Can SetCorrupted() and IsCorrupted() be invoked concurrently?
If so, that's a data race.

[bcwhite, 2015/10/30 14:01:09]

It is, but not an important one.  Correct operation does not depend on this
value; it is advisory only.  If one thread continues because it just missed the
setting of the flag, it will still run without any failure; it's safe regardless
of the outcome of the race.

Once set, the flag will never be reset which would be an issue if possible.

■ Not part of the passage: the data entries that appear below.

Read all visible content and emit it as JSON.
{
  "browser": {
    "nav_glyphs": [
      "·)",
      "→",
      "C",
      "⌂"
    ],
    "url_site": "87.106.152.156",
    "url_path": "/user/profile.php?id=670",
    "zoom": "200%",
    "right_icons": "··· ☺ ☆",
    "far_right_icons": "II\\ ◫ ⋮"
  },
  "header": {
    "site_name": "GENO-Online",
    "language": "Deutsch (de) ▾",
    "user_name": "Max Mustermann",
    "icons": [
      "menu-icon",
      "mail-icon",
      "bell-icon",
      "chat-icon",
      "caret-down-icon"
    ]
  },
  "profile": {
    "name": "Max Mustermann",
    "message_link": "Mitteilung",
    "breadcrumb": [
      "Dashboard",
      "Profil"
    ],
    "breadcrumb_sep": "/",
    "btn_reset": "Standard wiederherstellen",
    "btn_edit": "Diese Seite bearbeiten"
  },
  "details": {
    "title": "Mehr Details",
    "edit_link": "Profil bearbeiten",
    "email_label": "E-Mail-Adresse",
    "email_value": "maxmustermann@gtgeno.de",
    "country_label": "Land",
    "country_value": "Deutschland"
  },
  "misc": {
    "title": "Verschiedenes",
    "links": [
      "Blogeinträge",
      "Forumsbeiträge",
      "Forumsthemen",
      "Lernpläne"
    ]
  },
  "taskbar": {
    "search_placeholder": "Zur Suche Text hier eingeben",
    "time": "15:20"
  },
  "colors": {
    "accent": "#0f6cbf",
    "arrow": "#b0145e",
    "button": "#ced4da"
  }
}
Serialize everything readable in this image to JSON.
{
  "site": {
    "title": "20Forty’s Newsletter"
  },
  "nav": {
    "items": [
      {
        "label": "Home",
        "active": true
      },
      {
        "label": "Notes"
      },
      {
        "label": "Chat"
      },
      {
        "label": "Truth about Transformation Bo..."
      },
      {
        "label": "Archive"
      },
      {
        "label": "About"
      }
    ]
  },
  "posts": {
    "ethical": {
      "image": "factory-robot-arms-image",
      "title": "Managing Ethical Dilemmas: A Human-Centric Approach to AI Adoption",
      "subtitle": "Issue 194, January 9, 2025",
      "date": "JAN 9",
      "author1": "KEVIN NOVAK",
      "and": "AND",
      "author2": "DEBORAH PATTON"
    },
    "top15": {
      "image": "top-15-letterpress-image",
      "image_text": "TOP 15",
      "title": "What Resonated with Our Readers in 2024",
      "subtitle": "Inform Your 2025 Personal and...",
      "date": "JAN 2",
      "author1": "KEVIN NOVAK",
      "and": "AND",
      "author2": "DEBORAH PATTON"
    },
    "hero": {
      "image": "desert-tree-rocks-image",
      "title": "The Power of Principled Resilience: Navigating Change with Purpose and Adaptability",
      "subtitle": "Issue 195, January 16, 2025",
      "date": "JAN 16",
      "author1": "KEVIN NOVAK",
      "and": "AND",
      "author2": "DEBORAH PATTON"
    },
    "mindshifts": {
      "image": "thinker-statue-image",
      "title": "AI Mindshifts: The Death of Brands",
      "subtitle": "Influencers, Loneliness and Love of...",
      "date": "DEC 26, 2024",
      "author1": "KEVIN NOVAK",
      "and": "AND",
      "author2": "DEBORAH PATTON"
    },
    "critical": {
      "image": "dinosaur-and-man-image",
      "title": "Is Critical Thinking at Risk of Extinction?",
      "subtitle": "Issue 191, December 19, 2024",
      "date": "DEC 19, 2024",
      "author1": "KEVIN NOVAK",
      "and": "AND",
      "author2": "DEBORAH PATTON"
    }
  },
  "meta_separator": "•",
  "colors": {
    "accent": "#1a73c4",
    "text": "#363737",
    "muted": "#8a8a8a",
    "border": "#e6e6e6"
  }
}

+  shared_meta_->corrupted = true;
+}
+
+bool SharedMemoryAllocator::IsCorrupted() {
+  if (corrupted_ || shared_meta_->corrupted) {
+    SetCorrupted();  // Make sure all indicators are set.
+    return true;
+  }
+  return false;
+}
+
+bool SharedMemoryAllocator::IsFull() {
+  return shared_meta_->full != 0;
+}
+
+SharedMemoryAllocator::BlockHeader* SharedMemoryAllocator::GetBlock(
+    int32 offset, int32 type, int32 size, bool special) {
+  // Validation of parameters.
+  if (offset % ALLOC_ALIGNMENT != 0)
+    return nullptr;
+  if (offset < (int)(special ? OFFSET_QUEUE : sizeof(SharedMetaData)))
+    return nullptr;
+  size += sizeof(BlockHeader);
+  if (offset + size > mem_size_)
+    return nullptr;
+  int32 freeptr = subtle::NoBarrier_Load(&shared_meta_->freeptr);
+  if (offset + size > freeptr + (int)(special ? sizeof(BlockHeader) : 0))
+    return nullptr;
+
+  // Validation of referenced block-header.
+  const BlockHeader* block = reinterpret_cast<BlockHeader*>(mem_base_ + offset);
+  if (offset != freeptr && block->size < size)
+    return nullptr;
+  if (!special && block->cookie != BLOCK_COOKIE_ALLOCATED)
+    return nullptr;
+  if (type != 0 && block->type != type)
+    return nullptr;
+
+  // Return pointer to block data.
+  return reinterpret_cast<BlockHeader*>(mem_base_ + offset);
+}
+
+void* SharedMemoryAllocator::GetBlockData(int32 offset, int32 type,
+                                          int32 size, bool special) {
+  DCHECK(size > 0);
+  BlockHeader* block = GetBlock(offset, type, size, special);
+  if (!block)
+    return nullptr;
+  return reinterpret_cast<char*>(block) + sizeof(BlockHeader);
+}
+
+}  // namespace base